Interesting stuff. I think a lot of people said something similar in the "Is Geocaching Dying?" thread.... which now seems to have disappeared
I think what most people could agree on is saturation in not a goal to be strived for. I have a friend in Canada who has just started to get into caching. After only a few weeks she has run into two huge snags...
1) She has to spend hours online before heading out caching "sifting" through the hundreds of closest to home caches to find something interesting or fun as a good chunk are LPC's, micros under bench seats or other non-descript efforts with 2 line descriptions. Tricky because a dud cache doesnt really rely on geography. You could have a cracker micro just 180m from a non-effort one.
2) Now she is now thinking of hiding a cache but is severely limited in her options of placement due to the cache density being so high. (Catch 22 - She is adding to that density I know! )

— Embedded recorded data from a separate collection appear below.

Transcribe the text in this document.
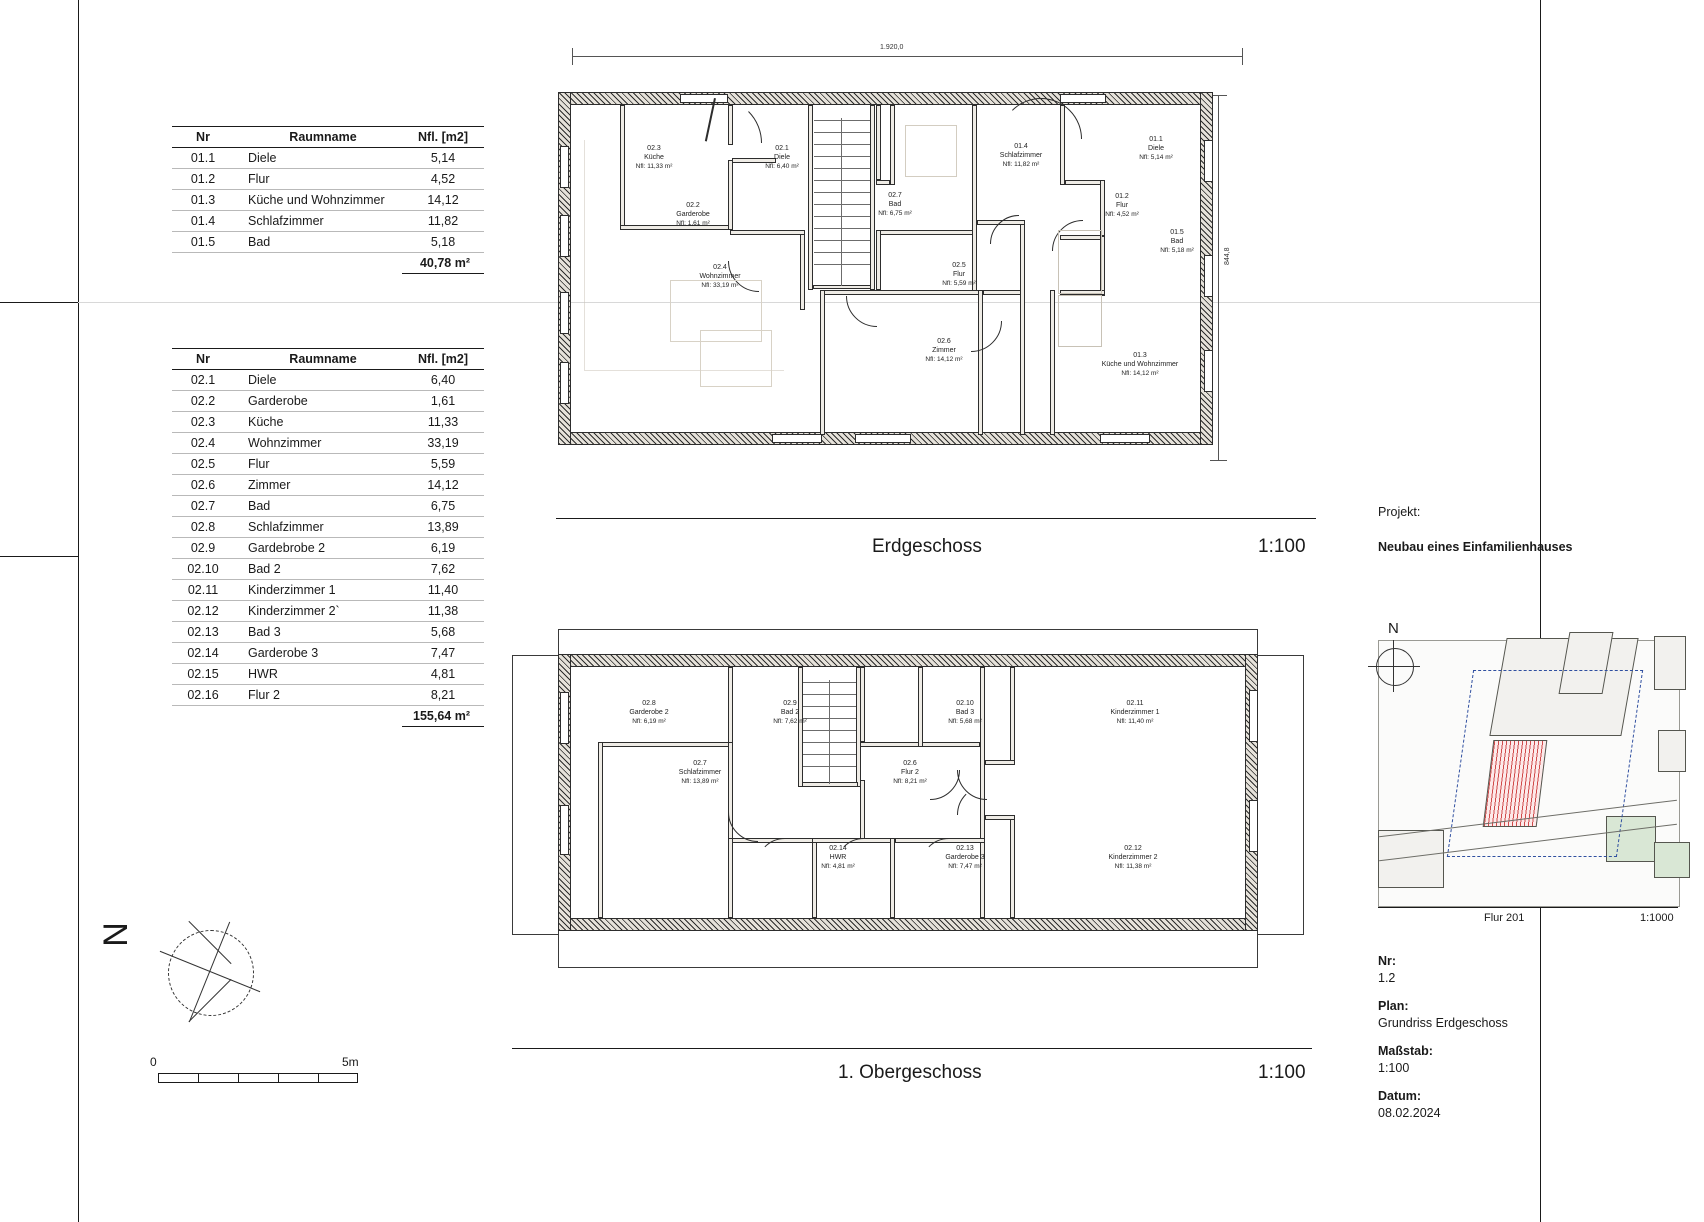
Nr	Raumname	Nfl. [m2]
01.1	Diele	5,14
01.2	Flur	4,52
01.3	Küche und Wohnzimmer	14,12
01.4	Schlafzimmer	11,82
01.5	Bad	5,18
		40,78 m²
Nr	Raumname	Nfl. [m2]
02.1	Diele	6,40
02.2	Garderobe	1,61
02.3	Küche	11,33
02.4	Wohnzimmer	33,19
02.5	Flur	5,59
02.6	Zimmer	14,12
02.7	Bad	6,75
02.8	Schlafzimmer	13,89
02.9	Gardebrobe 2	6,19
02.10	Bad 2	7,62
02.11	Kinderzimmer 1	11,40
02.12	Kinderzimmer 2`	11,38
02.13	Bad 3	5,68
02.14	Garderobe 3	7,47
02.15	HWR	4,81
02.16	Flur 2	8,21
		155,64 m²
1.920,0
844,8
02.3
Küche
Nfl: 11,33 m²
02.2
Garderobe
Nfl: 1,61 m²
02.1
Diele
Nfl: 6,40 m²
02.7
Bad
Nfl: 6,75 m²
01.4
Schlafzimmer
Nfl: 11,82 m²
01.1
Diele
Nfl: 5,14 m²
01.2
Flur
Nfl: 4,52 m²
01.5
Bad
Nfl: 5,18 m²
02.4
Wohnzimmer
Nfl: 33,19 m²
02.5
Flur
Nfl: 5,59 m²
02.6
Zimmer
Nfl: 14,12 m²	01.3
Küche und Wohnzimmer
Nfl: 14,12 m²
Erdgeschoss	1:100
02.8
Garderobe 2
Nfl: 6,19 m²
02.9
Bad 2
Nfl: 7,62 m²
02.10
Bad 3
Nfl: 5,68 m²
02.11
Kinderzimmer 1
Nfl: 11,40 m²
02.7
Schlafzimmer
Nfl: 13,89 m²
02.6
Flur 2
Nfl: 8,21 m²
02.14
HWR
Nfl: 4,81 m²
02.13
Garderobe 3
Nfl: 7,47 m²
02.12
Kinderzimmer 2
Nfl: 11,38 m²
1. Obergeschoss	1:100
Projekt:
Neubau eines Einfamilienhauses
Nr:
1.2
Plan:
Grundriss Erdgeschoss
Maßstab:
1:100
Datum:
08.02.2024
N
Flur 201	1:1000
N
0	5m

A nice way to potentially educate hiders would be a rating/feedback system. Unfortunately I cant see GS introducing a rating system on GC.com like we have here due to their thin-skinned expectation of their users and potential for abuse of such a system without policing
That means people have to use their log comments to provide feedback, but more often then not will simply "TFTC" if they didnt like it rather then providing an opinion to the owner and risk hurting their feelings.
I'll add my 2.5 cents here that I said there...
The best advise I can think to give to any potential hider is this.... Before you hide a cache ask yourself ONE
simple question... "Will finding this bring a smile to the faces of my fellow cachers?"
(Afterall that is who you are hiding it for!) There can be any number of reasons, and even a NANO
can satisfy this condition... if done right. Similarly an ammo can could fail (harder yes, but possible Im sure
...and at the end of the day I stand by my profile tagline: "To Cache for Numbers is not an Offence. To Hide for Numbers is Criminal!"